Dienstag, 19.08.2014, die Nacht war wieder kalt, unser Trinkwasser war zum Teil gefroren. Zudem war es eine unruhige Nacht. Sebastian ist oft aufgewacht und ich lag auch immer wieder wach. Scheinbar macht mir die Höhe zu schaffen, mit der Atmung ist es irgendwie etwas mühsam. Ziemlich unausgeschlafen genießen wir dafür die Morgensonne, die um 6 Uhr schon ziemlich viel Kraft hat, sodass wir freiwillig aus dem Zelt krabbeln. Wir radeln zum Checkpoint und sind gespannt was passiert. Unsere Pässe werden begutachtet sowie die Erlaubnis in das Gebiet Rund um den Zor-Kul zu radeln. Drei junge Soldaten stehen uns zur Verfügung, wir fragen nach ob einer von ihnen Kommander Amir Ali ist. Nein, dieser ist zur Zeit in Langar, aber Kommander Christian stehe allzeit bereit. Also fragt Sebastian ihn nach Brot. Alles kein Problem, Kommander Christian lässt Brot holen. Es bekommt sogar jeder von uns eines geschenkt. Da hättet ihr Sebastian sehen müssen, die Welt ist gerettet, er hat endlich sein Brot 😉
Nachdem unsere Pässe nun schon durch mehrere Hände gingen, will Kommander Christian auch noch mal einen Blick riskieren. Er stockt als er meinen ansieht, er sieht auf das Passbild, sieht mich an, sieht wieder auf das Passbild. Er mag nicht glauben, dass ich das wirklich bin. Tja, 5 Monate keine Haare mehr geschnitten, dass macht sich schon irgendwie bemerkbar. Wir verabschieden uns und radeln weiter, die Strasse ist kleiner als die vorherige, aber genauso schlecht! Wir kommen nur schwer voran, da hilft uns auch der starke Rückenwind nicht weiter. Die Landschaft ist wunderschön, immer wieder sehen wir Kamele am afghanischen Ufer. Der Pamir-Fluss sieht plötzlich ganz klar aus, er läd zum Baden ein. Doch es ist ein „Sekunden-Bad“. Es ist saukalt, aber danach fühlen wir uns wie neugeboren. Wir finden ein schönes Plätzchen für die Nacht. Leider gibt es keine Bäche die Trinkwasserqualität haben. So nehmen wir das Wasser vom Pamir und setzen zum ersten Mal unseren Filter ein. Das Wasser ist nun sauber, aber nach Erde schmeckt es trotzdem. Sehr gewöhnungsbedürftig.

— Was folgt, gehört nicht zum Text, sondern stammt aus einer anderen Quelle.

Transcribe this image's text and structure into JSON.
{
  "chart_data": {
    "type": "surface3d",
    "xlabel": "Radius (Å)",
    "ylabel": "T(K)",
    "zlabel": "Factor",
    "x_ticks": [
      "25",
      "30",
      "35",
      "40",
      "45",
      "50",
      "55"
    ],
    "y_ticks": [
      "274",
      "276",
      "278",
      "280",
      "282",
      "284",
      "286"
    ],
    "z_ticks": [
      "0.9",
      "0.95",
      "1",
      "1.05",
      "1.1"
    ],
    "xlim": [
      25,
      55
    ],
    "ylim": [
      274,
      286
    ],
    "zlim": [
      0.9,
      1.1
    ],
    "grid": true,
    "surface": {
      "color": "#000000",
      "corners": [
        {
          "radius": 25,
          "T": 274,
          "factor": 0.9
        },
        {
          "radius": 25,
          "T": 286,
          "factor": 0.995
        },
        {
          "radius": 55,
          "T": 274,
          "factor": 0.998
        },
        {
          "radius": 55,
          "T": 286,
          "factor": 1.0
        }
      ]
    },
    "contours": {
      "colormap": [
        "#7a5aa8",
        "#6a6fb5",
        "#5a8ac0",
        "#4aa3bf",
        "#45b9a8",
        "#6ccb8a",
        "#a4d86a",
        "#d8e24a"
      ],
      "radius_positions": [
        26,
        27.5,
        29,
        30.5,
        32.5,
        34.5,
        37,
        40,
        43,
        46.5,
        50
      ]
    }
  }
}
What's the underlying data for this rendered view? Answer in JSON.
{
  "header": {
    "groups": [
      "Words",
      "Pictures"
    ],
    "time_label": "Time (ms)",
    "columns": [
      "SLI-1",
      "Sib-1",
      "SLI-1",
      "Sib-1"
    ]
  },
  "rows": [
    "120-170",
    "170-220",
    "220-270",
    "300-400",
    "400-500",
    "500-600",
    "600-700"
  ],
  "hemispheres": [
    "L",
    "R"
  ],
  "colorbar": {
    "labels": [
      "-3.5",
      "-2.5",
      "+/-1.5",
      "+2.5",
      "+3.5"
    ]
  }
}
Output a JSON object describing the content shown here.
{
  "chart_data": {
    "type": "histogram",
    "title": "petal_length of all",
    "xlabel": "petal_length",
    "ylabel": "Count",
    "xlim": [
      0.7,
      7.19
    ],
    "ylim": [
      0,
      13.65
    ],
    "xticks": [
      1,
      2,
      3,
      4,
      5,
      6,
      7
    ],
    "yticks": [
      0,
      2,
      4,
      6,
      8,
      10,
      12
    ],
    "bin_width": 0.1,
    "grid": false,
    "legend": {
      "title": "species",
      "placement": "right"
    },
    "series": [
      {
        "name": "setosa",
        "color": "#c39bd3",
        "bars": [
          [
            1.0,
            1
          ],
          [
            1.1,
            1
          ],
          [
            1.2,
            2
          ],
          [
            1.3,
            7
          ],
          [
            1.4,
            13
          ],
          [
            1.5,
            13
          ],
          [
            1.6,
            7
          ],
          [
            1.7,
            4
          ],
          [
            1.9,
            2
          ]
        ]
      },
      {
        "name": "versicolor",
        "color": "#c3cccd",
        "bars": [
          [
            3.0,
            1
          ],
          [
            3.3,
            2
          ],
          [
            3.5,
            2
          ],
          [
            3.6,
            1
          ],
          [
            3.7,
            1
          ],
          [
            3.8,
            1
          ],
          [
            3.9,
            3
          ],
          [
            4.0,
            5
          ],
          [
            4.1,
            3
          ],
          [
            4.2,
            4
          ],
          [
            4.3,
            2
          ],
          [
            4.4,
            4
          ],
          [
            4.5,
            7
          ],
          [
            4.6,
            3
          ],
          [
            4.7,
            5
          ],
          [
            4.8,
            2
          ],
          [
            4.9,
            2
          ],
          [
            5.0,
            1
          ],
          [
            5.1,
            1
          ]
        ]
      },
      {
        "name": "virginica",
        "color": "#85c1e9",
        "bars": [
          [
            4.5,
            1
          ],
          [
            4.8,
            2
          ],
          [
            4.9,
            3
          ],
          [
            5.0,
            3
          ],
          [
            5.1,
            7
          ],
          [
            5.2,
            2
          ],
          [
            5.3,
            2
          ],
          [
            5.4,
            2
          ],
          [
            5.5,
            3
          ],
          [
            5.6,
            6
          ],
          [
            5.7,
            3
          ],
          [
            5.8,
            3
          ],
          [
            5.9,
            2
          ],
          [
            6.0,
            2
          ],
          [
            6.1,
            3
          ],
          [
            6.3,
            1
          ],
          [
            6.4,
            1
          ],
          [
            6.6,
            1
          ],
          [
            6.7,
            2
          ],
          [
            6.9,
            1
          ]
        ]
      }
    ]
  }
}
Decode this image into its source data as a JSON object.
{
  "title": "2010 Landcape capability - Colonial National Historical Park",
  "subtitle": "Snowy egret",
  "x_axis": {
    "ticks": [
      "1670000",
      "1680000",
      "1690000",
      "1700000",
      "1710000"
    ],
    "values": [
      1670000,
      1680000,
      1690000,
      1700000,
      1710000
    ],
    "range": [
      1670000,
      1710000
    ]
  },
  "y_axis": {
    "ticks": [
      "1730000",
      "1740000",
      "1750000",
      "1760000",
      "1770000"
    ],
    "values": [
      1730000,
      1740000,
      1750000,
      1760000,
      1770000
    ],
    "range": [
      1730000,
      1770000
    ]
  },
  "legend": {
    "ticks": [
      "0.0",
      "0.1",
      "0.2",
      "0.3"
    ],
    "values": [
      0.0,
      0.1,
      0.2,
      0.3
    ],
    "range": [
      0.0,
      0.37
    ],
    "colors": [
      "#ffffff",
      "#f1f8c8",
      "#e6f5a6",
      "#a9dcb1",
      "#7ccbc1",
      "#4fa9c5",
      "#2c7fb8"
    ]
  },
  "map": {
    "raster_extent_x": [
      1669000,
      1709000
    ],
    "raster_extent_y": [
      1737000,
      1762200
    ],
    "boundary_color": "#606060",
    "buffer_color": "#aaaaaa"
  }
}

Mittwoch, die Nacht war wieder bitterkalt. Selbst das Trinkwasser im Zelt war zum Teil gefroren. Wir folgen weiter der Schotterpiste. Mal ist sie mehr mal weniger gut befahrbar. Ziemlich oft muss ich absteigen und ein Stück schieben. Es ist ein anstrengender Tag, zumal ich mich noch immer nicht an die Höhe gewöhnt habe. Ich fühle mich nach wie vor schlapp, müde, mir ist schlecht und der Puls rast sobald es nur ein wenig anstrengend wird. Immer wieder müssen wir kleine Pausen einlegen. Am liebsten würde ich an Ort und Stelle das Zelt aufbauen und schlafen gehen, doch wir haben kein bzw. kaum Trinkwasser und müssen weiter radeln. In unserer Landkarte sind Bäche eingezeichnet die Wasser führen sollten, doch dem ist nicht so. Es ist schon spät und die Sonne hinter den Bergen verschwunden (es ist sofort kalt) beschließen wir das Zelt aufzubauen. Zwei Liter Wasser haben wir noch, Sebastian will am nächsten Morgen zum See radeln und Wasser besorgen.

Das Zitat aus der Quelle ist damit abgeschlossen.